Today’s passage from Matthew’s Gospel (15:21-28) provides a somewhat puzzling example of God’s unshakable love for each one of us. I admit that at first reading Jesus seems a bit arrogant in his encounter with a Canaanite woman who seeks a cure for her tormented daughter. The woman has no intention of joining Jesus and his followers. Still, she approaches Jesus for a miracle. Jesus begins his response with his observation that as an outsider this woman has no business seeking the favor of the God of Israel. The woman pushes on and argues that even the dogs are allowed to eat the crumbs which fall from their master’s table. Now, the men of Jesus’ day never engaged a woman in such intellectual banter. Though Jesus seems cruel in his remarks, he actually honors this woman’s wisdom and stature by arguing with her. Jesus honors the woman further when he rewards her profound faith with her daughter’s cure. Jesus tells her, “Oh woman, great its your faith. Let it be done for you as you wish!”
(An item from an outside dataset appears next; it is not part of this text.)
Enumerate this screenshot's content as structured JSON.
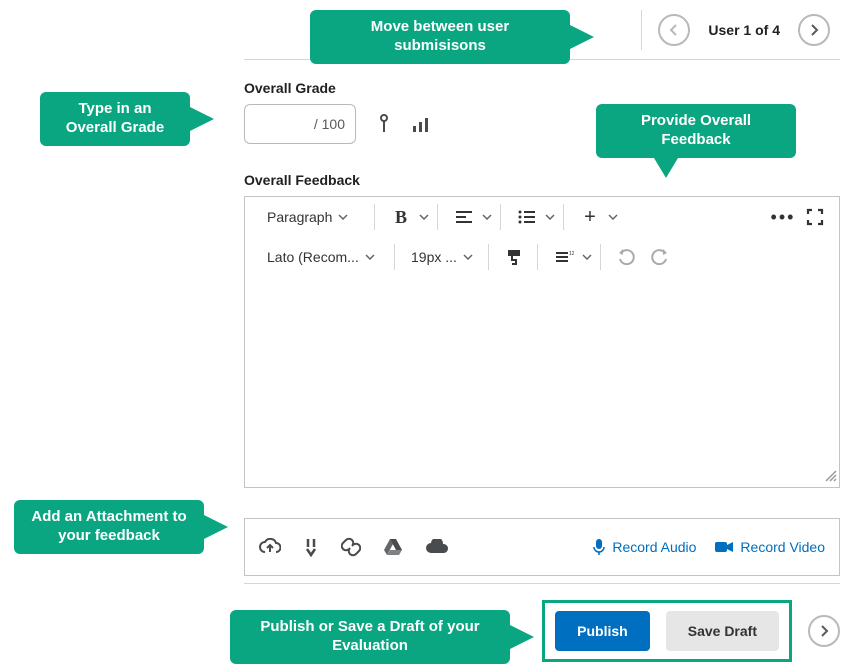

Though the cures for our ills and those of this world come far less dramatically, God remains with every man, woman and child who walks this earth whether or not we notice. In the mean time, it’s up to us to take those one-liners to heart and to live accordingly. As was the case with those worried grandmas, I cannot solve all of the problems which come my way. However, I can care and I can do something when the opportunity presents itself. In the process, I’ll make God’s precious presence evident to those who really need to know that God is with them.

©2017 Mary Penich – All Rights Reserved

The Mother of Jesus

Out of my distress, I called to the Lord,
and he answered me;
From the midst of the nether world I cried for help,
and you heard my voice.

Jonah 2:3

On this feast of Mary’s arrival in heaven, my thoughts turn to my mom. My mother had great devotion to Mary the Mother of Jesus. My siblings and I all reference Mary in one way or another through our first or middle names. My mom’s devotion became evident in her prayer as well. Before I went to kindergarten, I joined my family in the living room often to pray an evening Rosary for our very sick grandfather. We repeated this exercise again and again when our uncle and then our own dad also became ill.

My mom seemed convinced that, of all of heaven’s inhabitants, Mary understood her heartbreak over each of these crises. My mom also understood that prayer can be difficult when ones heart is overwhelmed with grief. So it was that she engaged us all in repeating the consoling words of the Hail Mary as we prayed.

Though I pride myself in addressing the Lord God and all of my allies above in my own words most of the time, occasions arise when my pain is so great that words escape me. It is then that I lose myself in the comfort of the prayer my mom taught me so long ago…

Hail Mary, full of grace, the Lord is with you.
Blessed are you among women,
and blessed in the fruit of your womb, Jesus.
Holy Mary, Mother of God, pray for us sinners,
now and at the hour of our death. Amen.